Foutre ! "les rouges sont a nos portes", les rupins de La Varennes s’inquiètent de cette présence criminogène dans leur agréable villégiature. C'est ainsi que naîtra la Réputation de ce quartier qui fut un haut-lieu de la Truande mais aussi de la Critique Sociale dès cette date. Nous sommes le héritiers direct de ce cocktail détonnant des Classes Dangereuse et Classes Laborieuses.

Cette Colonie Communiste est en fait une création libertaire répertoriée par le Mouvement Anarchiste français. Les gosses de Belleville venaient respirer l'air pur des bords de Marne chez leurs camarades de la Pie.

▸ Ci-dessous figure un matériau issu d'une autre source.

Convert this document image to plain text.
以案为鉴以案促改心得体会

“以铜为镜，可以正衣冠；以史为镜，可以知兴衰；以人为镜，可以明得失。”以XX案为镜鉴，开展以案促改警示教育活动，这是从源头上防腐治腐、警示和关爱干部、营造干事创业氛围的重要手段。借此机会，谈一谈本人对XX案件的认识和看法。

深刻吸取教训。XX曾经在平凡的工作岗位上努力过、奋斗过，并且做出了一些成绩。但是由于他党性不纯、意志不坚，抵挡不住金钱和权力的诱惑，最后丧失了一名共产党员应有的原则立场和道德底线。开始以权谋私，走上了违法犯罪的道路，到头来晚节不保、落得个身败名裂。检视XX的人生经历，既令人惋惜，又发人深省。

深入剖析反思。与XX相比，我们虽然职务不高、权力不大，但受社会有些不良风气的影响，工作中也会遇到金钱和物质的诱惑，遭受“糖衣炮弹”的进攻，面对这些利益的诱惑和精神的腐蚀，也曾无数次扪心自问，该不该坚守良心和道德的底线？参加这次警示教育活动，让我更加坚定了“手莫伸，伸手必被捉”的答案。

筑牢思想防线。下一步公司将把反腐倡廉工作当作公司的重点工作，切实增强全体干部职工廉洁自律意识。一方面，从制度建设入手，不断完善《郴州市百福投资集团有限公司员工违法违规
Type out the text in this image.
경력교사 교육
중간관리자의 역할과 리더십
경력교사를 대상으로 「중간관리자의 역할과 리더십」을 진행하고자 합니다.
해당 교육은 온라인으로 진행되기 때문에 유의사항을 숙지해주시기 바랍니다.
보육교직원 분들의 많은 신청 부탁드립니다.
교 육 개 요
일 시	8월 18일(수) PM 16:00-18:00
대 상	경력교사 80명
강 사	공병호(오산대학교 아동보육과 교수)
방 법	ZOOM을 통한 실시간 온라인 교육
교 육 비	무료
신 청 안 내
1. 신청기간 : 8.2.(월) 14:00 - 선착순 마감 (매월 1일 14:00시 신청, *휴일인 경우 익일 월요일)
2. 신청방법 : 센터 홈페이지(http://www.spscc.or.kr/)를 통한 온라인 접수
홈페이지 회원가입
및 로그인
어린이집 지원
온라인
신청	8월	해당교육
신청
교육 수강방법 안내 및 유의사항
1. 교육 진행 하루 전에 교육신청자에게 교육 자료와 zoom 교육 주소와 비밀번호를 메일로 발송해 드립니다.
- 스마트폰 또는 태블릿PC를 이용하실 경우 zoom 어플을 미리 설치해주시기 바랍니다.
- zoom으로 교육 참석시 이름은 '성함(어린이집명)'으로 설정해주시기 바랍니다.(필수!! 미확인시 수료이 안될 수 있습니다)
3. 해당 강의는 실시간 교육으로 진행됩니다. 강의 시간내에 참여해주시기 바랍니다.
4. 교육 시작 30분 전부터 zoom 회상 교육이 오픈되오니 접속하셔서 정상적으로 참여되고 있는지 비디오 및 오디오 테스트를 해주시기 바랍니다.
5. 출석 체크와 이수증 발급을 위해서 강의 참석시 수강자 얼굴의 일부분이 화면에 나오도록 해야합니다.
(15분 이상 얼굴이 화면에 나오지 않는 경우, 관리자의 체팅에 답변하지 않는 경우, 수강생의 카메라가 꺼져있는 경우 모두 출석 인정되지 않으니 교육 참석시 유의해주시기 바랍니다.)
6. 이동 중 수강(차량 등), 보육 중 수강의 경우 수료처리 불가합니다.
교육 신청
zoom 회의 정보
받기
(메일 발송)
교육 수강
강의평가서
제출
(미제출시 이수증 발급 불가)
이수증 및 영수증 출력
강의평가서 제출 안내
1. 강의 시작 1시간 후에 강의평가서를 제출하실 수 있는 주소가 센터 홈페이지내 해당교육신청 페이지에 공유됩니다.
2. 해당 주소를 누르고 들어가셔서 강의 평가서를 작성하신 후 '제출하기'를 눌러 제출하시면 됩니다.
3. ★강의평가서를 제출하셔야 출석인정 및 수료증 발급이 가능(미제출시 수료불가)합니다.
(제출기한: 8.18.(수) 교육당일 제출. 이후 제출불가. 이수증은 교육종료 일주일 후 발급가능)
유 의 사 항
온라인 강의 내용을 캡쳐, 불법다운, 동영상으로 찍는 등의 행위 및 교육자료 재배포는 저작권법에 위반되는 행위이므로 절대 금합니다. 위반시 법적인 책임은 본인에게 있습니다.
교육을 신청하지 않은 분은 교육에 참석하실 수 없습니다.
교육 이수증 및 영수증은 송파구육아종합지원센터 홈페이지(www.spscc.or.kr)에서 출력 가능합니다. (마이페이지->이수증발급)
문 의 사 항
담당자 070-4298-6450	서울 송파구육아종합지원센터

Ces informations et l'iconographie sont tirées d'un livre réactionnaire. L'auteur se réjouie de la "Perte de mémoire" des habitants du quartier, il a tord, cette mémoire nous fut transmise et notre réputation rayonnait encore de Belleville à Saint-Denis jusqu’à la fin des années 1970.

A la fin des années 1970 s'achevait le processus de reconfiguration de l'espace social, l’enfermement architectural dans des "Cités" closes (accéléré a partir de 1954, merci l'abbé Pierre...), la liquidation de la vie nocturne avec la généralisation de la télé et donc la couvre-feu induit de 20 heures contrôlé par les rondes de flics. Ceux qui défiaient cet ordre se voyaient harcelés par la police qui se concentrait sur les derniers îlots de résistance. La Pie en était un. Mai68 avait profondément bouleversé les anciennes conventions sociales y compris chez les voyous, surtout les jeunes. Les drogues allaient se déverser par tonnes en premier lieu chez les rebelles et les marginaux mais La Pie garda son originalité en ceci que les drogues étaient consommées mais gratuitement...

Le braquage de dealers et de pharmacies se développa opposant ceux de la Pie aux autres bandes qui commençaient les business de la came. Un épisode tragique eu pour victime Petit Jean, un mec de la Pie qui squattait avec les Autonomes de Belleville. Il voulu les calmer et séparer les deux groupes qu'il connaissait bien mais une balle ne le rata pas. Simple fait divers mais lourd de sens car il rendait difficile la fréquentation des squats de paname pour ceux de notre quartier. Nous étions tricards sans même avoir ni connu ces personnes ni été présent dans ces lieux nous étions encore trop jeune pour cela mais brûlés du seul fait d’être de ce quartier. Les mecs des cités connaissent ce genre de problèmes par cœur... Bien des années plus tard il fallu s'expliquer sur ces faits avec les mecs de Belleville mais nous nous connaissions assez pour pouvoir en parler sans péter les plombs...

C'est donc dans cette fin d'agonie d'un quartier autrefois glorieux que se forma notre groupe informel. Notre bande tranchait avec toutes les autres. Les RDV avaient lieux à la bibliothèque de Saint-Maur (mieux équipée qu'une bibliothèque d'arrondissement parisien, on y volait l'I.S et le reste) comme autour du "Banc de la Pie". Le groupe était mixte et comprenait des PD et pas mal de fils et filles de "réfugiés politiques" donc un mélange de races et nationalités presque improbable. Du Bombage à la critique du Mobilier Urbain, des vols de voitures aux trafics divers nous étions trop voyants et trop bruitant. Insupportés par les lénifiantes classes moyennes qui s'installaient dans le secteur, balancés et re-balancés, il fallut allez voir ailleurs et c'est sur Paris que la suite s'organisa à partir de 1985. Mais cette fois débarrassés des histoires de came qui nous pourrissaient la vie et seuls ceux et celles qui en étaient capables furent admis au nouveau cercle. En quelques années seulement la came assassinat ceux et celles qui étaient restés sur place, origine de notre engagement dans la Lutte contre le SIDA , la Pie fut abandonnée aux "Porteurs de murs".